That was not exactly what I imagined. Instead of checking if OpenMP code
generation is enabled, I was hoping that we store the dependence in a
way that passes like the scheduler can get the necessary dependences for
the sequential transformations and that we make sure that for 
parallelism checks
we use the additional reduction dependences.
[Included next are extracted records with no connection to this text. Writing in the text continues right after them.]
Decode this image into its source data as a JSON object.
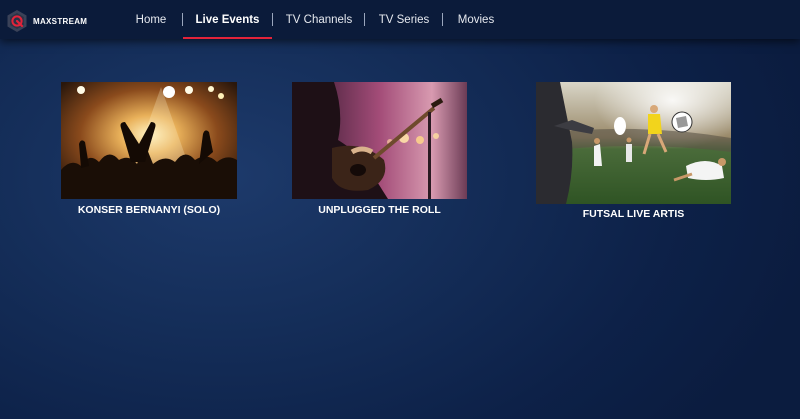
{
  "brand": {
    "logo_text": "MAXSTREAM",
    "accent_color": "#e3233a"
  },
  "nav": {
    "items": [
      {
        "label": "Home",
        "active": false
      },
      {
        "label": "Live Events",
        "active": true
      },
      {
        "label": "TV Channels",
        "active": false
      },
      {
        "label": "TV Series",
        "active": false
      },
      {
        "label": "Movies",
        "active": false
      }
    ]
  },
  "events": [
    {
      "title": "KONSER BERNANYI (SOLO)",
      "image": "concert-crowd-heart-hands"
    },
    {
      "title": "UNPLUGGED THE ROLL",
      "image": "acoustic-guitar-player-on-stage"
    },
    {
      "title": "FUTSAL LIVE ARTIS",
      "image": "football-players-in-stadium"
    }
  ]
}
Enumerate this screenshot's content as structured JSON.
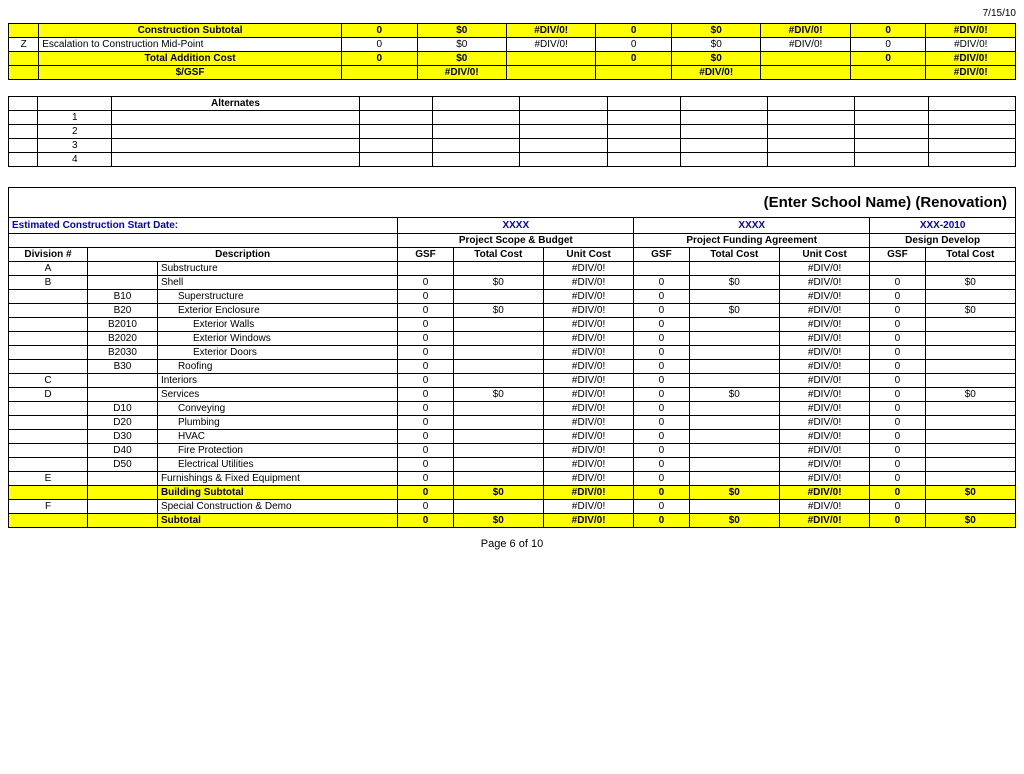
{
  "page": {
    "date": "7/15/10",
    "footer": "Page 6 of 10"
  },
  "school_name": "(Enter School Name) (Renovation)",
  "top_table": {
    "rows": [
      {
        "label": "Construction Subtotal",
        "yellow": true,
        "bold": true,
        "cols": [
          "0",
          "$0",
          "#DIV/0!",
          "0",
          "$0",
          "#DIV/0!",
          "0",
          "#DIV/0!"
        ]
      },
      {
        "prefix": "Z",
        "label": "Escalation to Construction Mid-Point",
        "yellow": false,
        "bold": false,
        "cols": [
          "0",
          "$0",
          "#DIV/0!",
          "0",
          "$0",
          "#DIV/0!",
          "0",
          "#DIV/0!"
        ]
      },
      {
        "label": "Total Addition Cost",
        "yellow": true,
        "bold": true,
        "cols": [
          "0",
          "$0",
          "",
          "0",
          "$0",
          "",
          "0",
          "#DIV/0!"
        ]
      },
      {
        "label": "$/GSF",
        "yellow": true,
        "bold": true,
        "sub": true,
        "cols": [
          "",
          "#DIV/0!",
          "",
          "",
          "#DIV/0!",
          "",
          "",
          "#DIV/0!"
        ]
      }
    ]
  },
  "alternates": {
    "title": "Alternates",
    "items": [
      "1",
      "2",
      "3",
      "4"
    ]
  },
  "estimated_label": "Estimated Construction Start Date:",
  "col_groups": [
    {
      "label": "XXXX",
      "span": 3
    },
    {
      "label": "XXXX",
      "span": 3
    },
    {
      "label": "XXX-2010",
      "span": 2
    }
  ],
  "section_headers": [
    {
      "label": "Project Scope & Budget",
      "span": 3
    },
    {
      "label": "Project Funding Agreement",
      "span": 3
    },
    {
      "label": "Design Develop",
      "span": 2
    }
  ],
  "col_labels": {
    "div_num": "Division #",
    "desc": "Description",
    "gsf": "GSF",
    "total_cost": "Total Cost",
    "unit_cost": "Unit Cost"
  },
  "data_rows": [
    {
      "id": "A",
      "code": "",
      "desc": "Substructure",
      "yellow": false,
      "bold": false,
      "indent": 0,
      "c1_gsf": "",
      "c1_tc": "",
      "c1_uc": "#DIV/0!",
      "c2_gsf": "",
      "c2_tc": "",
      "c2_uc": "#DIV/0!",
      "c3_gsf": "",
      "c3_tc": ""
    },
    {
      "id": "B",
      "code": "",
      "desc": "Shell",
      "yellow": false,
      "bold": false,
      "indent": 0,
      "c1_gsf": "0",
      "c1_tc": "$0",
      "c1_uc": "#DIV/0!",
      "c2_gsf": "0",
      "c2_tc": "$0",
      "c2_uc": "#DIV/0!",
      "c3_gsf": "0",
      "c3_tc": "$0"
    },
    {
      "id": "",
      "code": "B10",
      "desc": "Superstructure",
      "yellow": false,
      "bold": false,
      "indent": 1,
      "c1_gsf": "0",
      "c1_tc": "",
      "c1_uc": "#DIV/0!",
      "c2_gsf": "0",
      "c2_tc": "",
      "c2_uc": "#DIV/0!",
      "c3_gsf": "0",
      "c3_tc": ""
    },
    {
      "id": "",
      "code": "B20",
      "desc": "Exterior Enclosure",
      "yellow": false,
      "bold": false,
      "indent": 1,
      "c1_gsf": "0",
      "c1_tc": "$0",
      "c1_uc": "#DIV/0!",
      "c2_gsf": "0",
      "c2_tc": "$0",
      "c2_uc": "#DIV/0!",
      "c3_gsf": "0",
      "c3_tc": "$0"
    },
    {
      "id": "",
      "code": "B2010",
      "desc": "Exterior Walls",
      "yellow": false,
      "bold": false,
      "indent": 2,
      "c1_gsf": "0",
      "c1_tc": "",
      "c1_uc": "#DIV/0!",
      "c2_gsf": "0",
      "c2_tc": "",
      "c2_uc": "#DIV/0!",
      "c3_gsf": "0",
      "c3_tc": ""
    },
    {
      "id": "",
      "code": "B2020",
      "desc": "Exterior Windows",
      "yellow": false,
      "bold": false,
      "indent": 2,
      "c1_gsf": "0",
      "c1_tc": "",
      "c1_uc": "#DIV/0!",
      "c2_gsf": "0",
      "c2_tc": "",
      "c2_uc": "#DIV/0!",
      "c3_gsf": "0",
      "c3_tc": ""
    },
    {
      "id": "",
      "code": "B2030",
      "desc": "Exterior Doors",
      "yellow": false,
      "bold": false,
      "indent": 2,
      "c1_gsf": "0",
      "c1_tc": "",
      "c1_uc": "#DIV/0!",
      "c2_gsf": "0",
      "c2_tc": "",
      "c2_uc": "#DIV/0!",
      "c3_gsf": "0",
      "c3_tc": ""
    },
    {
      "id": "",
      "code": "B30",
      "desc": "Roofing",
      "yellow": false,
      "bold": false,
      "indent": 1,
      "c1_gsf": "0",
      "c1_tc": "",
      "c1_uc": "#DIV/0!",
      "c2_gsf": "0",
      "c2_tc": "",
      "c2_uc": "#DIV/0!",
      "c3_gsf": "0",
      "c3_tc": ""
    },
    {
      "id": "C",
      "code": "",
      "desc": "Interiors",
      "yellow": false,
      "bold": false,
      "indent": 0,
      "c1_gsf": "0",
      "c1_tc": "",
      "c1_uc": "#DIV/0!",
      "c2_gsf": "0",
      "c2_tc": "",
      "c2_uc": "#DIV/0!",
      "c3_gsf": "0",
      "c3_tc": ""
    },
    {
      "id": "D",
      "code": "",
      "desc": "Services",
      "yellow": false,
      "bold": false,
      "indent": 0,
      "c1_gsf": "0",
      "c1_tc": "$0",
      "c1_uc": "#DIV/0!",
      "c2_gsf": "0",
      "c2_tc": "$0",
      "c2_uc": "#DIV/0!",
      "c3_gsf": "0",
      "c3_tc": "$0"
    },
    {
      "id": "",
      "code": "D10",
      "desc": "Conveying",
      "yellow": false,
      "bold": false,
      "indent": 1,
      "c1_gsf": "0",
      "c1_tc": "",
      "c1_uc": "#DIV/0!",
      "c2_gsf": "0",
      "c2_tc": "",
      "c2_uc": "#DIV/0!",
      "c3_gsf": "0",
      "c3_tc": ""
    },
    {
      "id": "",
      "code": "D20",
      "desc": "Plumbing",
      "yellow": false,
      "bold": false,
      "indent": 1,
      "c1_gsf": "0",
      "c1_tc": "",
      "c1_uc": "#DIV/0!",
      "c2_gsf": "0",
      "c2_tc": "",
      "c2_uc": "#DIV/0!",
      "c3_gsf": "0",
      "c3_tc": ""
    },
    {
      "id": "",
      "code": "D30",
      "desc": "HVAC",
      "yellow": false,
      "bold": false,
      "indent": 1,
      "c1_gsf": "0",
      "c1_tc": "",
      "c1_uc": "#DIV/0!",
      "c2_gsf": "0",
      "c2_tc": "",
      "c2_uc": "#DIV/0!",
      "c3_gsf": "0",
      "c3_tc": ""
    },
    {
      "id": "",
      "code": "D40",
      "desc": "Fire Protection",
      "yellow": false,
      "bold": false,
      "indent": 1,
      "c1_gsf": "0",
      "c1_tc": "",
      "c1_uc": "#DIV/0!",
      "c2_gsf": "0",
      "c2_tc": "",
      "c2_uc": "#DIV/0!",
      "c3_gsf": "0",
      "c3_tc": ""
    },
    {
      "id": "",
      "code": "D50",
      "desc": "Electrical Utilities",
      "yellow": false,
      "bold": false,
      "indent": 1,
      "c1_gsf": "0",
      "c1_tc": "",
      "c1_uc": "#DIV/0!",
      "c2_gsf": "0",
      "c2_tc": "",
      "c2_uc": "#DIV/0!",
      "c3_gsf": "0",
      "c3_tc": ""
    },
    {
      "id": "E",
      "code": "",
      "desc": "Furnishings & Fixed Equipment",
      "yellow": false,
      "bold": false,
      "indent": 0,
      "c1_gsf": "0",
      "c1_tc": "",
      "c1_uc": "#DIV/0!",
      "c2_gsf": "0",
      "c2_tc": "",
      "c2_uc": "#DIV/0!",
      "c3_gsf": "0",
      "c3_tc": ""
    },
    {
      "id": "",
      "code": "",
      "desc": "Building Subtotal",
      "yellow": true,
      "bold": true,
      "indent": 0,
      "c1_gsf": "0",
      "c1_tc": "$0",
      "c1_uc": "#DIV/0!",
      "c2_gsf": "0",
      "c2_tc": "$0",
      "c2_uc": "#DIV/0!",
      "c3_gsf": "0",
      "c3_tc": "$0"
    },
    {
      "id": "F",
      "code": "",
      "desc": "Special Construction & Demo",
      "yellow": false,
      "bold": false,
      "indent": 0,
      "c1_gsf": "0",
      "c1_tc": "",
      "c1_uc": "#DIV/0!",
      "c2_gsf": "0",
      "c2_tc": "",
      "c2_uc": "#DIV/0!",
      "c3_gsf": "0",
      "c3_tc": ""
    },
    {
      "id": "",
      "code": "",
      "desc": "Subtotal",
      "yellow": true,
      "bold": true,
      "indent": 0,
      "c1_gsf": "0",
      "c1_tc": "$0",
      "c1_uc": "#DIV/0!",
      "c2_gsf": "0",
      "c2_tc": "$0",
      "c2_uc": "#DIV/0!",
      "c3_gsf": "0",
      "c3_tc": "$0"
    }
  ]
}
Even with openmp code generation enabled, we should allow the scheduler
the freedom of reordering instructions. We only don't want to
incorrectly introduce parallel loops.

(Let's leave this out for now, the main point is the privatization
dependences computation.)

> +    // To handle reduction dependences follow we:

Grammar?

> +    // 1) Aggregate all possible reduction dependences, namely all self
> +    //    dependences on reduction like statements.
> +    // 2) Intersect them with the actual RAW & WAW dependences to the get the
> +    //    actual reduction dependences. This will ensure the load/store memory
> +    //    addresses were __identical__ in the two iterations of the statement.
> +    // 3) Relax the original RAW and WAW dependences by substracting the actual
> +    //    reduction dependences. Binary reductions cause both (and the same) RAW
> +    //    and WAW dependences, but unary reductions only WAW.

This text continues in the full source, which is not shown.